Osservatorio #alfemminile

L'editoriale della direttrice Cristina Lazzati (da Mark Up n. 297)

Sanremo è finito da poco e devo ammettere che mi ha molto divertito vedere i salti mortali dell’Italia pop (o del pop) misurarsi con la diversità, no non quella super chic di Achille Lauro, cui ha cooperato quel genio di Alessandro Michele, direttore creativo di Gucci, affascinante per molti, sconvolgente per alcuni, etichettata come forma d’arte con buona pace di tutti. Il vero gap culturale è emerso nella sua magnitudo con il mondo femminile. Così Amadeus infila una gaffe dopo l’altra, si morde la lingua al quarto bellissima, chiede l’età alla Salerno, delle giornaliste televisive parla di “interezza” -“così le potete vedere nella loro interezza”, cito testualmente. Ebbene sì, anche a Sanremo, è arrivato il messaggio dell’inclusione e così si cerca di colmare un gap culturale vecchio di secoli in velocità, sperando di uscirne indenni, il risultato? Comico a tratti, tristemente becero in alcuni casi, illuminante sempre. Non basta un po’ di mestiere, nemmeno ritoccare i discorsi con una lucidata di diversità, tutto suona falso, perché in Italia, la diversità è ancora difficile da affrontare.

Il discorso non cambia per le aziende, assodato che le voci fuori dal coro facciano bene, che nei gruppi di lavoro il mix and match è uno strumento formidabile di innovazione, come arrivarci?
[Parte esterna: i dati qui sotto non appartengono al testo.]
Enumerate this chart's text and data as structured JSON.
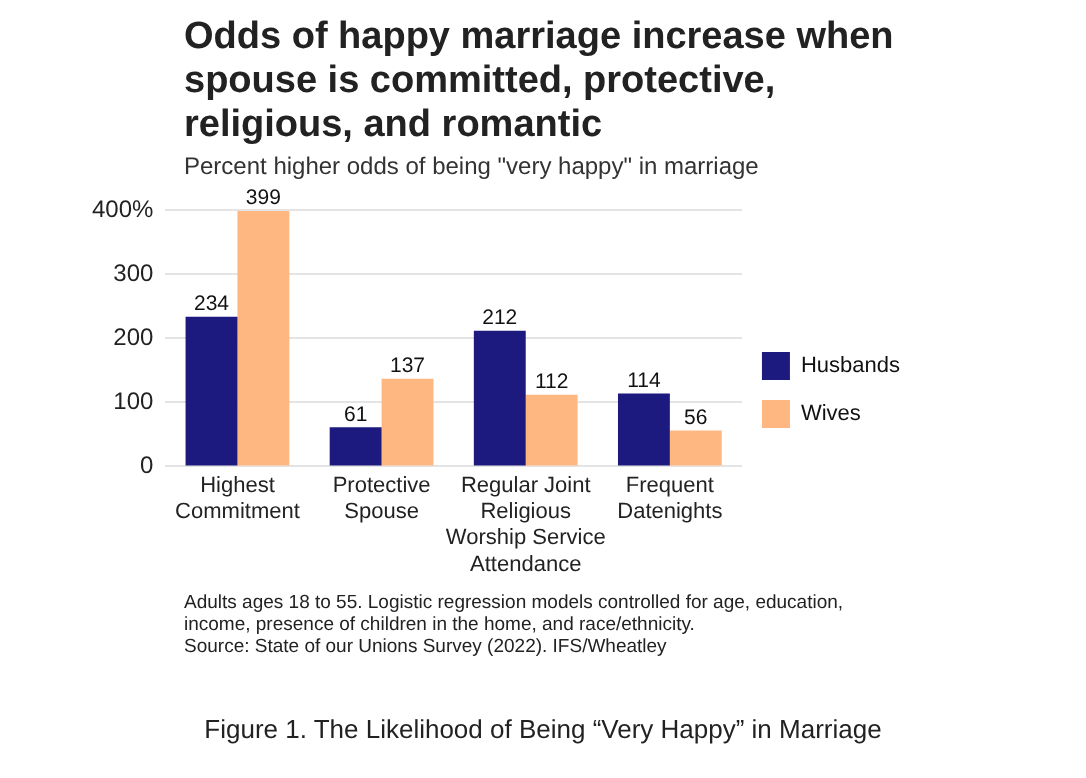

Per iniziare, deve cambiare la cultura aziendale e perché questo avvenga, i vertici devono fare uno sforzo, uno sforzo di cambiamento. Per nulla semplice.

Negli anni ho intervistato molte donne che hanno fatto carriera nel retail e nel largo consumo; quello che le accomuna, è una determinazione fuori dal comune, una grande preparazione e la voglia di affrontare nuove sfide.

Ecco qualche spunto di riflessione. Tutte, più o meno velatamente, affermano che ogni volta l’autorevolezza del loro parere deve essere dimostrata, ogni affermazione accuratamente documentata, poco importano i successi del passato, è sempre come la prima volta, un fatto, questo, che non riguarda il genere maschile che talvolta vive comodamente di rendita su un passato nemmeno tanto prossimo.

Un’altra cosa che mi ha colpito è il diverso atteggiamento verso le riunioni, poco inclini alle chiacchiere, le donne sopportano i commenti calcistici o quelli delle performance sportive o gastronomiche dei loro colleghi, le battutine ai limiti del buongusto e faticano ad arrivare al punto, se non sorridono sono rigide, se avallano sono complici, alla fine portare a casa un risultato oggettivo è un percorso ad ostacoli. Infine, un invito alle aziende: quando dichiarate che le donne che lavorano per voi sono la maggior parte (cosa comune nell’agroalimentare e nella gdo) e poi ai vertici al massimo ce n’è una o due fatevi una domanda: come mai?